Radio-Canada/CBC a décidé de participer en grand à la conférence South by Southwest cette année. La société d'État a dépêché 15 de ses employés au Texas pour assister à la grand-messe de l'industrie numérique, en mars dernier, un voyage qui aurait coûté plus de 60 000 $ au diffuseur public.

Selon des notes de frais obtenues en vertu de la Loi sur l'accès à l'information, les services français de Radio-Canada ont envoyé 13 personnes de Montréal, y compris des cadres et des journalistes, à l'événement qui se déroule chaque année dans la ville d'Austin. Deux employés de CBC de Toronto y ont aussi participé.

Les documents remis à La Presse sont lourdement caviardés, mais on y apprend les sommes réclamées par deux cadres du diffuseur public : 6483 $ et 5545 $. Si l'on arrondit de façon prudente à 4000 $ les frais de ce voyage pour les autres participants, la facture globale pourrait dépasser les 60 000 $ pour l'événement qui s'est déroulé du 10 au 19 mars. 

PARTICIPATION « JUSTIFIÉE »

Dans un courriel à La Presse, Marc Pichette, directeur des relations publiques de Radio-Canada, a fait valoir que la participation de « tous » ces employés était justifiée. « South by Southwest est un événement à la fine pointe de tout ce qui se fait dans le domaine du numérique », a-t-il souligné.

PHOTO DAVID PAUL MORRIS, ARCHIVES BLOOMBERG

Le festival South by Southwest, qui comprend un important volet numérique, a lieu chaque année à Austin, au Texas.

«L'événement réunit des conférenciers et des panels du plus haut niveau qui sont susceptibles de nous aider à peaufiner nos stratégies numériques.» - Marc Pichette, directeur des relations publiques de Radio-Canada

Le tiers de la délégation était sur place afin de produire des contenus pour les différentes plateformes de Radio-Canada, notamment une équipe de l'émission La sphère, a ajouté M. Pichette. « D'autres y étaient pour consolider des relations d'affaires et des contacts utiles avec les forces vives de l'univers numérique. En fait, tous y étaient pour contribuer d'une manière ou d'une autre à notre virage numérique qui représente l'une des priorités de notre plan stratégique. »

ACCÈS À L'INFORMATION

Le porte-parole a refusé de dire combien d'employés de Radio-Canada ont pris part à South by Southwest au cours des années précédentes. Il a plutôt invité La Presse à rédiger une nouvelle demande en vertu de la Loi sur l'accès à l'information. Il a cité la même loi pour justifier la non-divulgation des frais de déplacement de 13 des 15 participants à la conférence.

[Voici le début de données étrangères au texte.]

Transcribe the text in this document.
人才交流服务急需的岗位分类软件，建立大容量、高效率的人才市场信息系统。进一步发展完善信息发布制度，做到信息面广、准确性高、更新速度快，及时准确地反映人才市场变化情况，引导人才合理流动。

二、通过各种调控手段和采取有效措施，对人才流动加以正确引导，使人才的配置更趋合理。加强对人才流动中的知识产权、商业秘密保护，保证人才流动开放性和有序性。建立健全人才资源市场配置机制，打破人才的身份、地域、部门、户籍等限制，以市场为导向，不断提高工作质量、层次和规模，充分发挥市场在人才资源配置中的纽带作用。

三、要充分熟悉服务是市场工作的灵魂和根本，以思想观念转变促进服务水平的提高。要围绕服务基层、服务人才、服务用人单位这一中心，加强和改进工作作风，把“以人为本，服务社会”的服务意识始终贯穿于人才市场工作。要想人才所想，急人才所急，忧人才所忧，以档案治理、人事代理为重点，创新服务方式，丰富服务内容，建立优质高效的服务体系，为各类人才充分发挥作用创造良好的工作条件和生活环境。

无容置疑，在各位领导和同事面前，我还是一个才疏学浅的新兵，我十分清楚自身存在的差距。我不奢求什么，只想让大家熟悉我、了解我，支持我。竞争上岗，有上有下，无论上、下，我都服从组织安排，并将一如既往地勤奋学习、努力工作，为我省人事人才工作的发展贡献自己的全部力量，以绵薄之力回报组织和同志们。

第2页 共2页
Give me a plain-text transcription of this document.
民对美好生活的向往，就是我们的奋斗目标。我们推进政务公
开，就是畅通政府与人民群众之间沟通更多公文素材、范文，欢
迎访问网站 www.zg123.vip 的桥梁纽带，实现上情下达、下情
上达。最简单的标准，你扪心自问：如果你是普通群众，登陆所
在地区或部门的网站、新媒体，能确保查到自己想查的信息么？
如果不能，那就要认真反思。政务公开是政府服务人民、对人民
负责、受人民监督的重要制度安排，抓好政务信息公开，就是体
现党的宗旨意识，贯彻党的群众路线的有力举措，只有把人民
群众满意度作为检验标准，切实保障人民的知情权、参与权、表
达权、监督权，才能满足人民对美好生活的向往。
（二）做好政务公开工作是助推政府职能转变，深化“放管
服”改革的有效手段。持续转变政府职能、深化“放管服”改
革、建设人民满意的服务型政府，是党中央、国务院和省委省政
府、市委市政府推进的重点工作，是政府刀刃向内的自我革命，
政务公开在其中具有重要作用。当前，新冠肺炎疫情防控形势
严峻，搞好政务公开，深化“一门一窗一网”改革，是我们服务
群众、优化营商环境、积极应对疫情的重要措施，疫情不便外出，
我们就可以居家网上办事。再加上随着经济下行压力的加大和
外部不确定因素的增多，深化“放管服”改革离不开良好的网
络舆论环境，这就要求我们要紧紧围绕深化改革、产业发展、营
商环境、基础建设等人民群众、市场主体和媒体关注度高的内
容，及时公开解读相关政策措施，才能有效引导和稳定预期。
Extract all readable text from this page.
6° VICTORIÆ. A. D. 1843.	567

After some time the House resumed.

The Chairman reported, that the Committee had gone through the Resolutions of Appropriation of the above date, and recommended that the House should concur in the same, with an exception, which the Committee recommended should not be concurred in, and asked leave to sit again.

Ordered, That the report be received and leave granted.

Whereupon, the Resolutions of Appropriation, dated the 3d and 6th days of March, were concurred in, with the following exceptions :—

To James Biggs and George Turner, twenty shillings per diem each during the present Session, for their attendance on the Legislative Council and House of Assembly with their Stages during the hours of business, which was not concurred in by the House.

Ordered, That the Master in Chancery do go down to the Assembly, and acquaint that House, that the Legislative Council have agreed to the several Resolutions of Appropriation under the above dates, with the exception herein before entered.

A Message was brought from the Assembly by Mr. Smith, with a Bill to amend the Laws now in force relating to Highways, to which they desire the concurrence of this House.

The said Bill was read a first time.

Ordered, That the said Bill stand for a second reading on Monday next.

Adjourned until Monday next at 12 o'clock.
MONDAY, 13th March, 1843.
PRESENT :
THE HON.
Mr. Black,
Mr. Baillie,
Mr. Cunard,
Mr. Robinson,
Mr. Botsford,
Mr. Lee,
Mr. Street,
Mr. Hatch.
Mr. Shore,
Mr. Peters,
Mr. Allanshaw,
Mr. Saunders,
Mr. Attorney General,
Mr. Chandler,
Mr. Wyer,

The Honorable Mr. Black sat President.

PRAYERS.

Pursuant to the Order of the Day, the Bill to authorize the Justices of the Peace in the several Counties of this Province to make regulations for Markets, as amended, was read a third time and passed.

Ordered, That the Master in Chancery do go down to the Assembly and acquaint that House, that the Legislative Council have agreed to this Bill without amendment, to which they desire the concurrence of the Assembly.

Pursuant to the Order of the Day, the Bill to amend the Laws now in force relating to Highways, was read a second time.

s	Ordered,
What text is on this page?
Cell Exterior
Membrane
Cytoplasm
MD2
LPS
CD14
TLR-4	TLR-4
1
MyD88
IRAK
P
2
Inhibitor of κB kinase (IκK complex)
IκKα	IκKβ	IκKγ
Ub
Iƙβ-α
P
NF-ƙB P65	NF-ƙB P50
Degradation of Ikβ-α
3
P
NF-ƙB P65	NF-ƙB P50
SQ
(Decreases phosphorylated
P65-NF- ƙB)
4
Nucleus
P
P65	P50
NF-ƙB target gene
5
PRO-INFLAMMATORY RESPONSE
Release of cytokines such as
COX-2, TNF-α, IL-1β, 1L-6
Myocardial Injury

« Les dépenses qui se rapportent à des activités de journalisme, de création ou de programmation n'ont pas à être dévoilées », a indiqué Marc Pichette.

Aussi, même si le diffuseur public est tenu par la loi de dévoiler les informations concernant ses employés administratifs - y compris les cadres -, cette divulgation aurait été inappropriée dans la présente situation, a soutenu le porte-parole.

«Des informations qui les concernent ont été caviardées, soit parce que cela impliquait des relations avec une autre entreprise ou qu'il s'agissait de renseignements commerciaux concurrentiels.» - Marc Pichette, directeur des relations publiques de Radio-Canada

Parmi les dépenses connues, on apprend qu'une responsable des marchés numériques de Radio-Canada s'est fait rembourser 2917 $ pour huit nuits à l'hôtel, et qu'elle a réclamé huit indemnités quotidiennes de 131 $ ainsi que 1557 $ pour sa participation à des séminaires et à des conférences.

RÉINVESTISSEMENT MASSIF

CBC/Radio-Canada a reçu 1,1 milliard de dollars en financement public pendant son dernier exercice financier, soit 75 millions de plus que l'année précédente. Après des années de coupes sous l'ancien gouvernement conservateur de Stephen Harper, le diffuseur s'est vu accorder un réinvestissement de 675 millions sur cinq ans pour moderniser son modèle d'affaires et l'orienter davantage vers le numérique.

Au bureau de Mélanie Joly, la ministre responsable du diffuseur, on a indiqué hier que « CBC/Radio-Canada est une société d'État autonome responsable de ses opérations », y compris les sommes qu'elle consacre aux événements comme South by Southwest.

Alain Reyes, le lieutenant québécois du Parti conservateur, a de son côté qualifié ces dépenses de « disproportionnées ».